The next day I called a big wholesale dealer who used to sell to the shop I worked for in NY. Again had I not worked in the retail side in the NY market, I'd have never made this connection.
I asked for $2800 and he took out (27) $100 bills and told me "that's all that's in it for me." That was the first of thousands of times I'd hear or use that expression. It meant final offer.
Transaction took five minutes and the feel of cash was superior to the credit card receipt I started with.
I was thrilled to be a kid out of college making $700 in day. After repaying the bank which became a daily habit.
I began to see a billion dollar industry that was flying totally under the radar. Very much like domains with its Franks and Kevin’s at the top. I was hooked.

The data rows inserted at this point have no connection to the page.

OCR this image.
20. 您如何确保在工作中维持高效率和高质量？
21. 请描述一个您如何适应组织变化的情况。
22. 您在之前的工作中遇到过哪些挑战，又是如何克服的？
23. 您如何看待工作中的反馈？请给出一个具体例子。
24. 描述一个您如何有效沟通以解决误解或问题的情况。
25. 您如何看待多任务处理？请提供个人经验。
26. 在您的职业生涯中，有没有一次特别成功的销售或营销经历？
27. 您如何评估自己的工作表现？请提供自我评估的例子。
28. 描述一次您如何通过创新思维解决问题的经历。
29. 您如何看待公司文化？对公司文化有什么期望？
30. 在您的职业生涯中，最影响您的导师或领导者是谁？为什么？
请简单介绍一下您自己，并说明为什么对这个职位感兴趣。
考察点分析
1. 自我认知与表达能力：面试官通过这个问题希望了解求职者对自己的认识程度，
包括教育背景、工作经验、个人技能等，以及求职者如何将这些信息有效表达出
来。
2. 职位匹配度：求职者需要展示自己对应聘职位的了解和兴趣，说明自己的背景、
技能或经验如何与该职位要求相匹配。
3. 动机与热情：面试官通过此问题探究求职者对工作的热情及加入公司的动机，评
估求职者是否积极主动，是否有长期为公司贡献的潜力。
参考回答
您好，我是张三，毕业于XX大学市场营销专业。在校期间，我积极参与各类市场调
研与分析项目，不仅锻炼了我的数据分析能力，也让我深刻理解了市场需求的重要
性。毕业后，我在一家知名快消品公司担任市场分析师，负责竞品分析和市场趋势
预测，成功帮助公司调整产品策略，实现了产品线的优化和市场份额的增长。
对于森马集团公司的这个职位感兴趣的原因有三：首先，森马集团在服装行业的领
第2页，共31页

A year later I had cleared $400K for all self-financed growth, drove a 20-foot truck 1500 miles buying and selling between Boston and the coalmines of PA every week. Sometimes I filled and shipped as many as 3 45-trailers out from three garages where I held merchandise for assumed needs and used polaroids and US Mail to close the sale and keep me liquid.
I developed my sources. And they were characters.

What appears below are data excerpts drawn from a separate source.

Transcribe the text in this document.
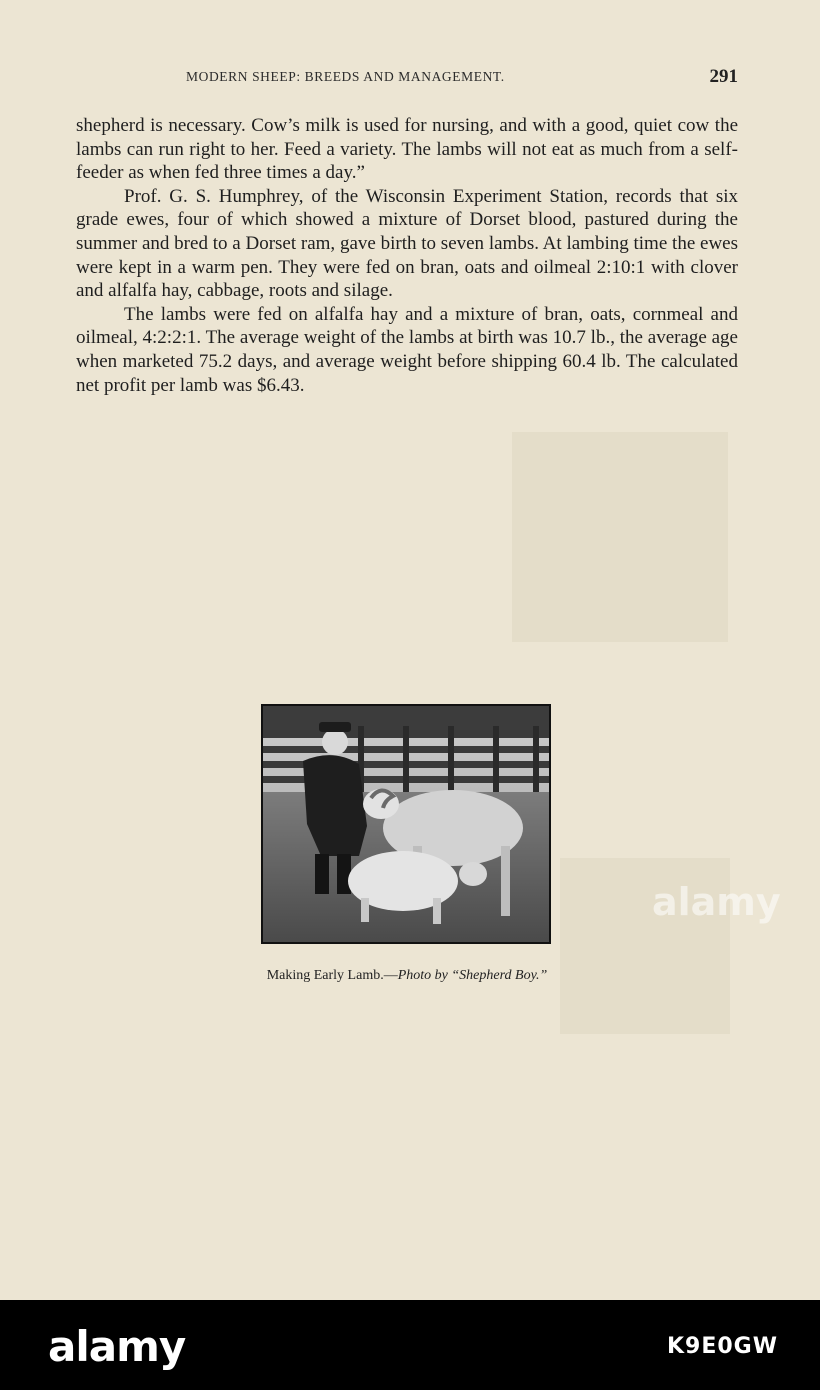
MODERN SHEEP: BREEDS AND MANAGEMENT.	291

shepherd is necessary. Cow’s milk is used for nursing, and with a good, quiet cow the lambs can run right to her. Feed a variety. The lambs will not eat as much from a self-feeder as when fed three times a day.”

Prof. G. S. Humphrey, of the Wisconsin Experiment Station, records that six grade ewes, four of which showed a mixture of Dorset blood, pastured during the summer and bred to a Dorset ram, gave birth to seven lambs. At lambing time the ewes were kept in a warm pen. They were fed on bran, oats and oilmeal 2:10:1 with clover and alfalfa hay, cabbage, roots and silage.

The lambs were fed on alfalfa hay and a mixture of bran, oats, cornmeal and oilmeal, 4:2:2:1. The average weight of the lambs at birth was 10.7 lb., the average age when marketed 75.2 days, and average weight before shipping 60.4 lb. The calculated net profit per lamb was $6.43.

Making Early Lamb.—Photo by “Shepherd Boy.”
alamy
alamy	K9E0GW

And clients who came from Seattle and California with $50K in a suitcase and made the return trip of 45 foot fruit trailers profitable with antiques back rather then empty.
One customer, Hank, was an airline pilot who set a business up for his wife in Laguna. He had the ability to travel the world to shop without the cost others would. Another lesson in why something is worth one number to you but another elsewhere.
I'd literally pick him up at on the Tarmac in Hartforf after his flying cross country then he'd browse and talk and go for Chinese food at 3AM, leaving me anxious what he was going to finally buy. But it was a rouse, a negotiating tactic.
He'd wait till the last minute before we'd have to depart for the airport and say I'll give you x for all if you give me that roll top desk for $150. I paid $300 for it but that's what he needed to close the sale so I built it into the other part.
Then I'd have to drive him two hours back to Hartford and two hours back before I could go to sleep. And he was in command of 300 lives. He claimed that the thrill of the hunt was like adrenaline to him. I had driven eight hours round trip to listen to his babble. And have to mark up the price to anticipate the usual last minute game.
Two months later I was vacationing in Laguna and decided to check out Hank's ritzy shop in Dana Point. There was the $150 rolltop desk out front, refinished with a price tag of $13,500 marked sold.
The customer was Charles Bronson. A big eye opener about value I often think about when people appraise domains.
Though featured in the montage of prior life's experiences that contribute to who elsedomain success, I haven't talked much about my life and times as the Oak King. Other then sharing with Frank's blog the Wilson events, which were our Traffic, back then.
Or the tale of the #6 Larkin Chair. It's a lesson in value creation that WILL change the way you'll think about domains.
**Now who else used to be a traveling furniture salesman and claims that past life helps him "get" the net.
Btw, that $2000 load I sold for $2700- had I taken a 33 year nap instead of selling it the value today would be over $100K. Thankfully, when I left I padlocked a selective stash in storage and made an agreement with my tenant not to allow me to access till age 65. Best investment I ever made.